Having identified these key themes, it was interesting timing to then be with a group of new friends a few days later to share the experience of freedom as we flowed down the river. I was aware of being moved by the river and having to trust that my inflatable ring would find its way down the river and to let the water take us to our destination. At times we were twirled around so we were going down the river backwards, other times we got stuck on rocks or close to the edge but, with the occasional nudge from fellow travellers or from the instructors, we all made it safely down river. It was a good metaphor of going with the flow and trusting the process. If I had tried to control where I went or tried to steer my ring then I may well have tipped over, as a couple of our party did. We can’t always govern what happens to us in life and when things are beyond our control, we just have to trust the process, hold on tight and know that in time, we will be taken to safety.
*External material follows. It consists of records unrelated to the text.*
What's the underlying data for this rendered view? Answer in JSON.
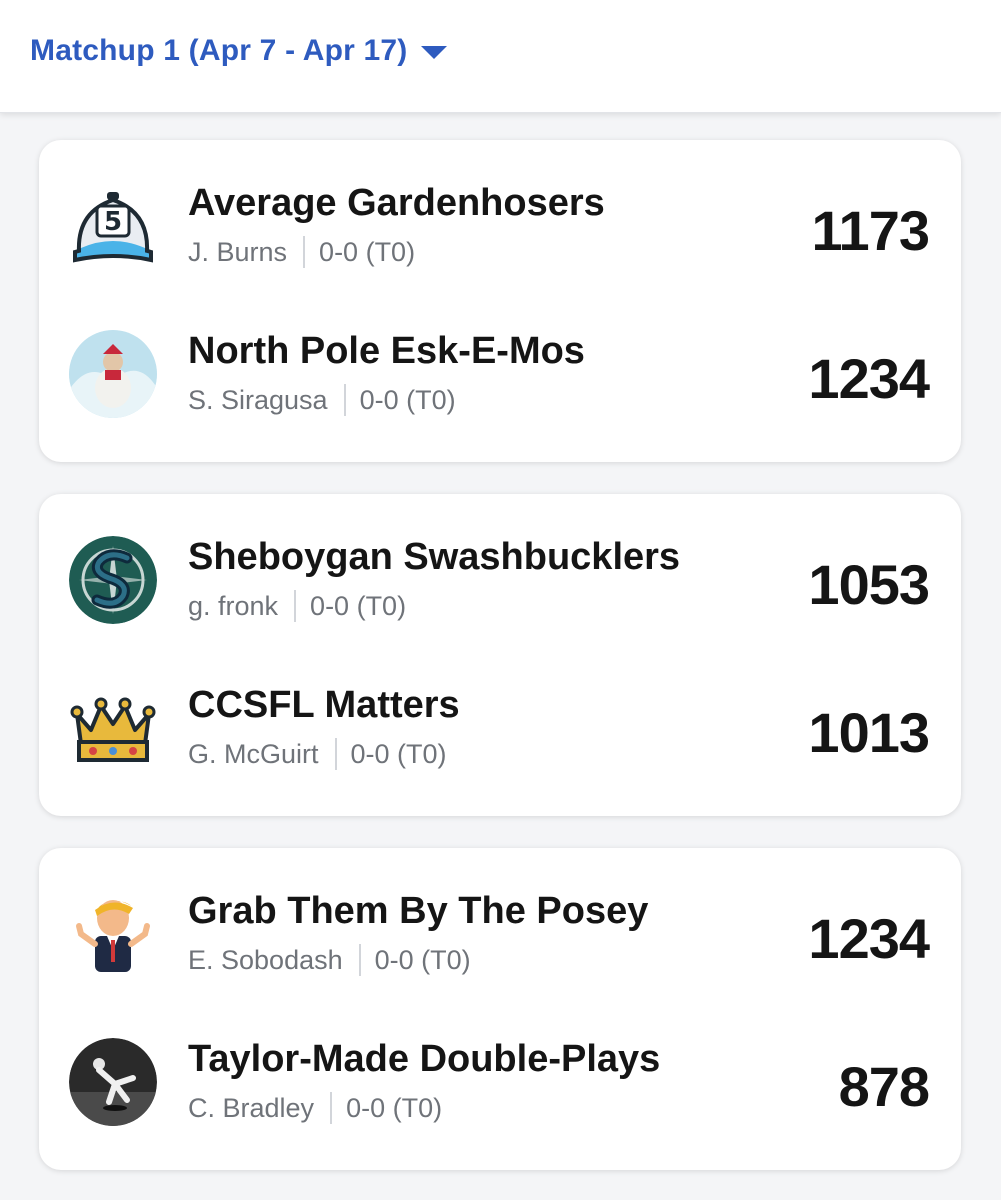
{
  "header": {
    "matchup_label": "Matchup 1 (Apr 7 - Apr 17)"
  },
  "matchups": [
    {
      "teams": [
        {
          "name": "Average Gardenhosers",
          "owner": "J. Burns",
          "record": "0-0 (T0)",
          "score": "1173",
          "avatar": "baseball-cap-5-icon"
        },
        {
          "name": "North Pole Esk-E-Mos",
          "owner": "S. Siragusa",
          "record": "0-0 (T0)",
          "score": "1234",
          "avatar": "polar-bear-photo"
        }
      ]
    },
    {
      "teams": [
        {
          "name": "Sheboygan Swashbucklers",
          "owner": "g. fronk",
          "record": "0-0 (T0)",
          "score": "1053",
          "avatar": "mariners-logo"
        },
        {
          "name": "CCSFL Matters",
          "owner": "G. McGuirt",
          "record": "0-0 (T0)",
          "score": "1013",
          "avatar": "crown-icon"
        }
      ]
    },
    {
      "teams": [
        {
          "name": "Grab Them By The Posey",
          "owner": "E. Sobodash",
          "record": "0-0 (T0)",
          "score": "1234",
          "avatar": "cartoon-man-thumbs-up"
        },
        {
          "name": "Taylor-Made Double-Plays",
          "owner": "C. Bradley",
          "record": "0-0 (T0)",
          "score": "878",
          "avatar": "baseball-player-photo"
        }
      ]
    }
  ],
  "colors": {
    "accent": "#2e5bbf",
    "text_primary": "#151515",
    "text_secondary": "#6f7379",
    "background": "#f4f5f7",
    "card": "#ffffff"
  }
}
Another test this week of going with the flow and freedom was in my newly formed friendship with Cosmos, my kitten. I am gradually letting him out and ideally trying to contain how far he goes because there are no fences in the garden here. I let him out on the balcony and before I knew it, he was off exploring the roof and then disappeared. I tried not to worry and realised that this was a test of our friendship and his navigation skills, for him to work out how to get back inside. I tried not to think of the mongoose, the circling hawks and the dogs that might attack him and switched to talking to the builders.

Over the last week or so, the builders have installed new internal doors, completed the apartment kitchen and en-suite tiling and fixed some cracks and leaks. While I was talking to them in one of the bathrooms, Cosmos strolled in as if he was the foreman of the project, coming to check on the work. I was so relieved to see him safely home again and to know that he realises that this was home.

As any parent knows, it is always a fine balancing act of letting our children grow up whilst still wanting them to be safe. I am reliving that process again on a smaller scale with Cosmos. In giving him his freedom, I have to trust that he will know how to care for himself. Even at my age, I know my mum has worries about me being here and I still have to work at not worrying about my own children. I guess it’s better than parents being indifferent to their children and it is a sign of our love. However, we need to give our children the freedom to try things for themselves, to risk failing as well as risk succeeding. As someone has once said, parents need to give children roots when they are young to grow in the safety of a secure home and then to give them wings to fly and freely use what they have learnt. If we hold on too tight or try and control their lives then they can never learn to find for themselves that freedom and flow of life, infused with the care of the Divine.